I’ve been slow and steady with my reading of ‘Why zebras don’t get ulcers’ by Robert M Sapolsky, and I am learning an awful lot in the process about the effects of chronic stress on the body. It requires much concentration to take in the physiology, but it’s so interesting and I am hoping that some of it will stay embedded in my brain.
One key factor in reducing the effect of a stressor is to have an outlet for frustration, e.g. to punch a wall, go for a run, find solace in a hobby. Apparently we can even imagine those outlets and derive some relief from the stress. Outlets for frustration obviously distract you from a stressor, but they must also be something positive for you – a reminder that there is more to life than whatever is making you stressed at the time. A stress response is about preparing your body for an explosive burst of energy consumption right now, inhibiting long term metabolic processes and getting your body ready to fight / run via various hormones flooding your body, and a redirection of blood flow to leg muscles. Exercise provides your body with an outlet that it was preparing for.

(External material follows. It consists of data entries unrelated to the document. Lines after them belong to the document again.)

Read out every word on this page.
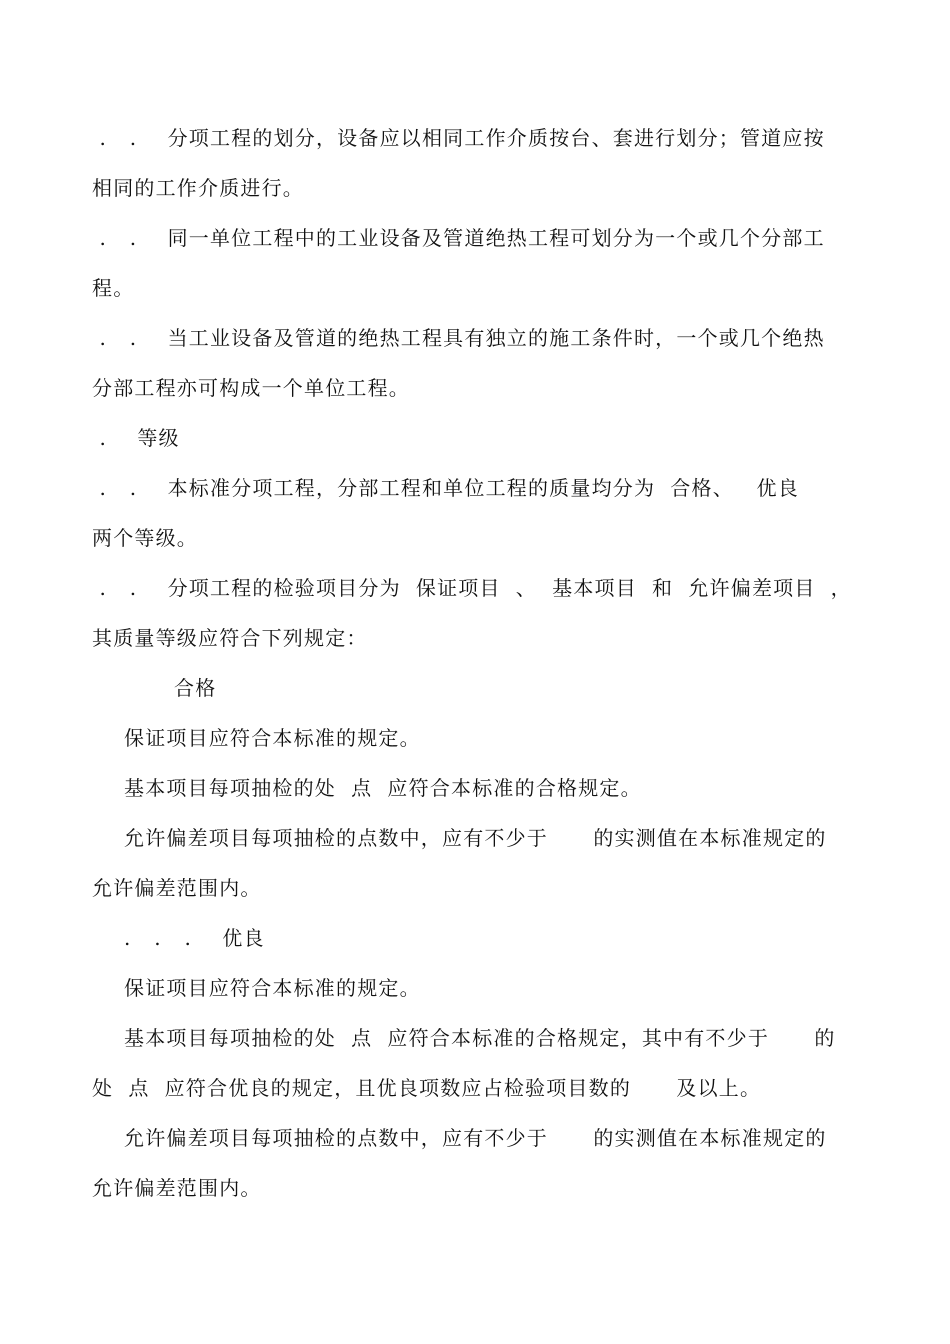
.   .    分项工程的划分，设备应以相同工作介质按台、套进行划分；管道应按
相同的工作介质进行。
.   .    同一单位工程中的工业设备及管道绝热工程可划分为一个或几个分部工
程。
.   .    当工业设备及管道的绝热工程具有独立的施工条件时，一个或几个绝热
分部工程亦可构成一个单位工程。
.    等级
.   .    本标准分项工程，分部工程和单位工程的质量均分为  合格、   优良
两个等级。
.   .    分项工程的检验项目分为  保证项目  、  基本项目  和  允许偏差项目  ，
其质量等级应符合下列规定：
合格
保证项目应符合本标准的规定。
基本项目每项抽检的处  点  应符合本标准的合格规定。
允许偏差项目每项抽检的点数中，应有不少于      的实测值在本标准规定的
允许偏差范围内。
.   .   .    优良
保证项目应符合本标准的规定。
基本项目每项抽检的处  点  应符合本标准的合格规定，其中有不少于      的
处  点  应符合优良的规定，且优良项数应占检验项目数的      及以上。
允许偏差项目每项抽检的点数中，应有不少于      的实测值在本标准规定的
允许偏差范围内。
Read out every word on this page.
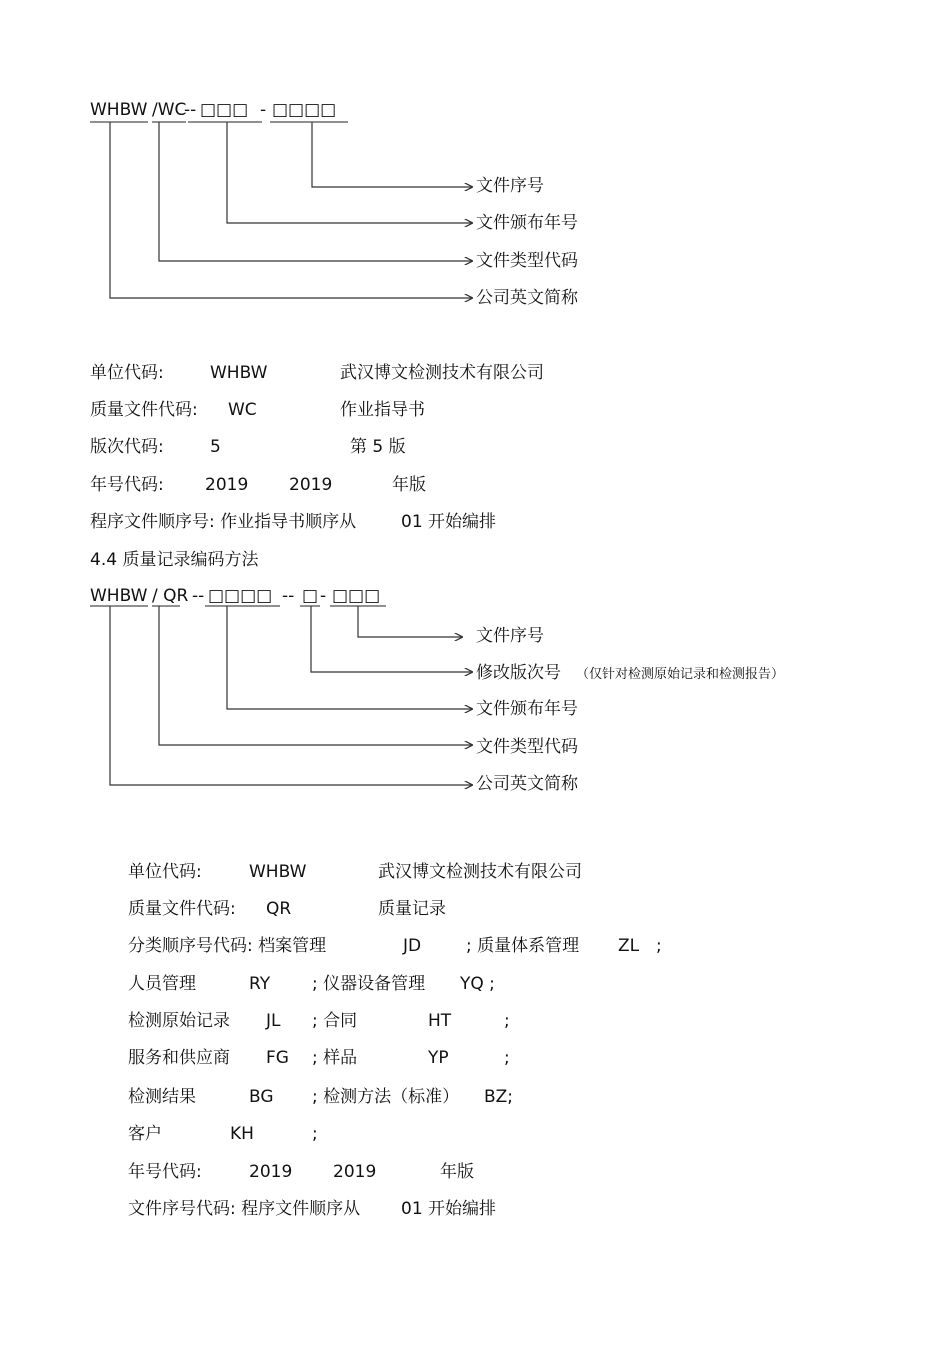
WHBW /WC
-- □□□ - □□□□
文件序号
文件颁布年号
文件类型代码
公司英文简称
单位代码:	WHBW	武汉博文检测技术有限公司
质量文件代码: WC	作业指导书
版次代码:	5	第 5 版
年号代码: 2019 2019	年版
程序文件顺序号: 作业指导书顺序从	01 开始编排
4.4 质量记录编码方法
WHBW / QR -- □□□□ -- □ - □□□
文件序号
修改版次号 （仅针对检测原始记录和检测报告）
文件颁布年号
文件类型代码
公司英文简称
单位代码:	WHBW	武汉博文检测技术有限公司
质量文件代码: QR	质量记录
分类顺序号代码: 档案管理	JD	; 质量体系管理 ZL ;
人员管理	RY ; 仪器设备管理 YQ ;
检测原始记录 JL ; 合同	HT	;
服务和供应商 FG ; 样品	YP	;
检测结果	BG ; 检测方法（标准） BZ;
客户	KH	;
年号代码:	2019 2019	年版
文件序号代码: 程序文件顺序从 01 开始编排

A caveat to this is that for the exercise to be effective as a stress reducer it must be of a desirable form. For example, let an experimental rat run voluntarily on a running wheel and stress responses go down, but force it to do the same amount of exercise and it gets a massive stress response. Clearly finding a mode of exercise that is pleasant is important not just in terms of adherence.
Other modulators to the effects of psychological stress are, briefly, having a sense of control, having some predictability and receiving social support.